Microsoft's VibeVoice is an open-source family of voice AI models covering both speech-to-text (ASR) and text-to-speech (TTS), with standout capabilities in long-form processing - 60-minute single-pass transcription with speaker diarization and 90-minute multi-speaker speech synthesis. The ASR model is now integrated into Hugging Face Transformers, supports 50+ languages, and allows custom hotwords for domain-specific accuracy.

## Key Insight

- **60-minute single-pass ASR** is the headline feature. Most competing models chunk audio into short segments, losing speaker context. VibeVoice-ASR processes the full hour in one pass within a 64K token window, jointly producing speaker labels, timestamps, and content.
- **7.5 Hz continuous speech tokenizers** (acoustic + semantic) are the core innovation - this ultra-low frame rate dramatically cuts sequence length while preserving fidelity, making long-form processing computationally feasible.
- **Architecture**: LLM backbone (Qwen2.5 1.5B base) for text/context understanding + diffusion head for high-fidelity acoustic generation. Uses "next-token diffusion" framework.
- **Model lineup**:
  - VibeVoice-ASR-7B: long-form transcription with rich output (who/when/what)
  - VibeVoice-TTS-1.5B: 90-min multi-speaker (up to 4) synthesis, ICLR 2026 Oral
  - VibeVoice-Realtime-0.5B: streaming TTS, ~300ms first-audio latency, deployment-friendly size
- **Custom hotwords** in ASR allow injecting domain-specific terms (names, technical jargon) to boost accuracy - practical for meeting transcription and specialised domains.
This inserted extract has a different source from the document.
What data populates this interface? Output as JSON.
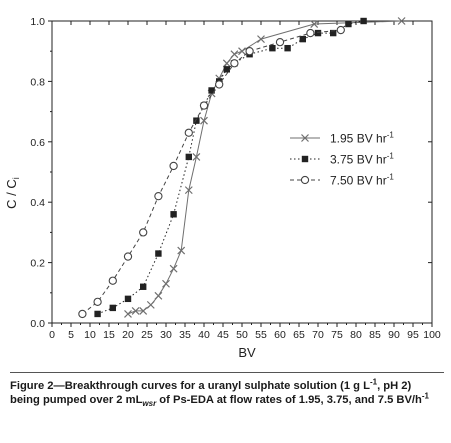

- **Multilingual**: ASR covers 50+ languages; TTS currently supports English, Chinese, and others; Realtime has experimental voices in 9 languages.
- **vLLM inference support** added for faster production serving.
- **Finetuning code** is available for the ASR model - enables domain adaptation.
- **TTS code was removed** (Sept 2025) due to misuse concerns (deepfakes), though the TTS paper and model weights remain on Hugging Face. This signals ongoing tension between open-source voice AI and responsible deployment.